Wie ein drohendes Ungewitter rückte der französische Marschall Davoust vor die geängstete Stadt, die von Tettenborn im Stich gelassen war; ein längerer Widerstand war unmöglich, und zu Ende Mai 1813 nahmen die Feinde abermals von Hamburg Besitz. Perthes mußte fliehen; seine Handlung in Hamburg wurde versiegelt, sein Haus geplündert, sein Vermögen mit Beschlag belegt. Nebst vielen andern seiner Mitbürger wandte sich Perthes nach Mecklenburg und von hier aus erwirkte er von England Unterstützungsgelder für die Hanseaten, und damit die drei Städte Lübeck, Bremen und Hamburg bei den kriegführenden Mächten auch vertreten wurden, bildete er mit fünf andern geachteten Bürgern jener Reichsstädte ein »hanseatisches Direktorium«, an das sich fortan alle Ausgewanderten wenden konnten. In der von Perthes verfaßten Proklamation hieß es: »Die Hansa darf nicht untergehen; können die Bürger nicht innerhalb der Städte fortleben, so müssen sie außerhalb derselben bis zur Wiedereroberung der freien Heimath ein neues Hamburg, ein neues Bremen, ein neues Lübeck bilden.«
Vor Allem kam es darauf an, die hart mitgenommene hanseatische Legion aufrecht zu erhalten, und dazu half England, indem es sie in seinen Sold nahm und unter den Befehl des Oberst von Witzleben stellte. Dieser und viele andere Oberbefehlshaber nahmen gern die Vermittelung von Perthes in Anspruch und vertraueten ihm unbedingt, besonders wenn es darauf ankam, neue Hülfsmittel herbeizuschaffen, schwierige Verwickelungen zu lösen oder die jungen Truppen mit hingebender Begeisterung zu erfüllen. Die jungen Leute der Legion hingen aber auch mit Leib und Seele an Perthes und hatten ihre Freude an dem kleinen, zartgebauten Manne, der sich keiner Beschwerde entzog und von Frau und Kind sich getrennt hatte, obwohl diese in großer Roth waren. Der Graf Reventlow hatte der Familie eine Gartenwohnung auf einem seiner Güter eingeräumt; dort, in einem mit vielen Fenstern ohne Läden versehenen Saale auf ebener Erde hauste Caroline mit ihren sieben Kindern, oft an dem Nothwendigsten Mangel leidend. Aber das sah sie mit dem wackeren Perthes ein, daß in solchen Zeiten alles Ungemach muthig ertragen werden müsse.
Die Schlacht bei Leipzig hatte Napoleons Macht gebrochen, Deutschland seine Freiheit errungen; nun kam es Perthes und seinen Kollegen darauf an, auch die Freiheit der Hansestädte zu wahren, und sie reisten deshalb in das Hauptquartier der Monarchen, wo sie freundliche Zusicherungen empfingen.
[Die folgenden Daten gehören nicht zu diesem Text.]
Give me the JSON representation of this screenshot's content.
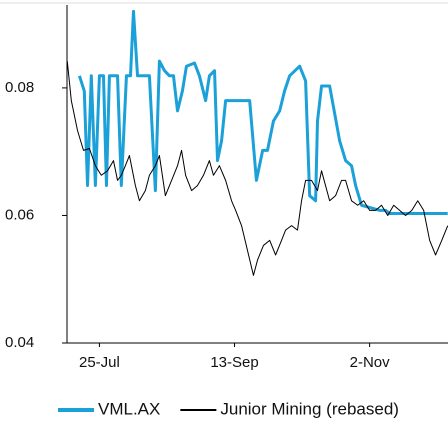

Freudig konnte Perthes und Sieveking auf dem Rathsweinkeller zu Bremen den dort zusammengekommenen Senatoren Bericht über ihre Reise abstatten. Der Kronprinz von Schweden (Bernadotte), der Anführer der Nordarmee, hatte Bremen verlassen, am 29. November sein Hauptquartier in Boitzenburg genommen, und nachdem er Davoust und die französischen Truppen auf Hamburg beschränkt hatte, sich zum Angriff gegen die Dänen gewandt. Er nahm am 5. Dezember Lübeck, drängte die Dänen über den Kanal zurück, und behauptete in dem am 15. Dezember geschlossenen Waffenstillstände ganz Holstein und das südliche Schleswig. Nun eilte Perthes nach Kiel, wohin seine Familie sich gewandt hatte und wo ihm noch ein Söhnchen geboren worden war. Doch wenige Tage nach seiner Ankunft erhielt er schon wieder durch den Generalstab des Kronprinzen von Schweden Befehl, in Gemeinschaft mit zwei von Lübeck und Bremen ernannten Männern die Verwaltung der bedeutenden Summen zu übernehmen, welche der Kronprinz zur Unterstützung der aus Hamburg Vertriebenen bewilligt hatte. Perthes verließ daher am 1. Januar 1814 seine Familie, und begab sich, um den Hülfsbedürftigen nahe zu sein, nach dem zwei Stunden unterhalb Hamburg an der Elbe gelegenen Flecken Flottbeck. Hier trat ihm die Lage Hamburgs in ihrer ganzen Erschrecklichkeit vor Augen.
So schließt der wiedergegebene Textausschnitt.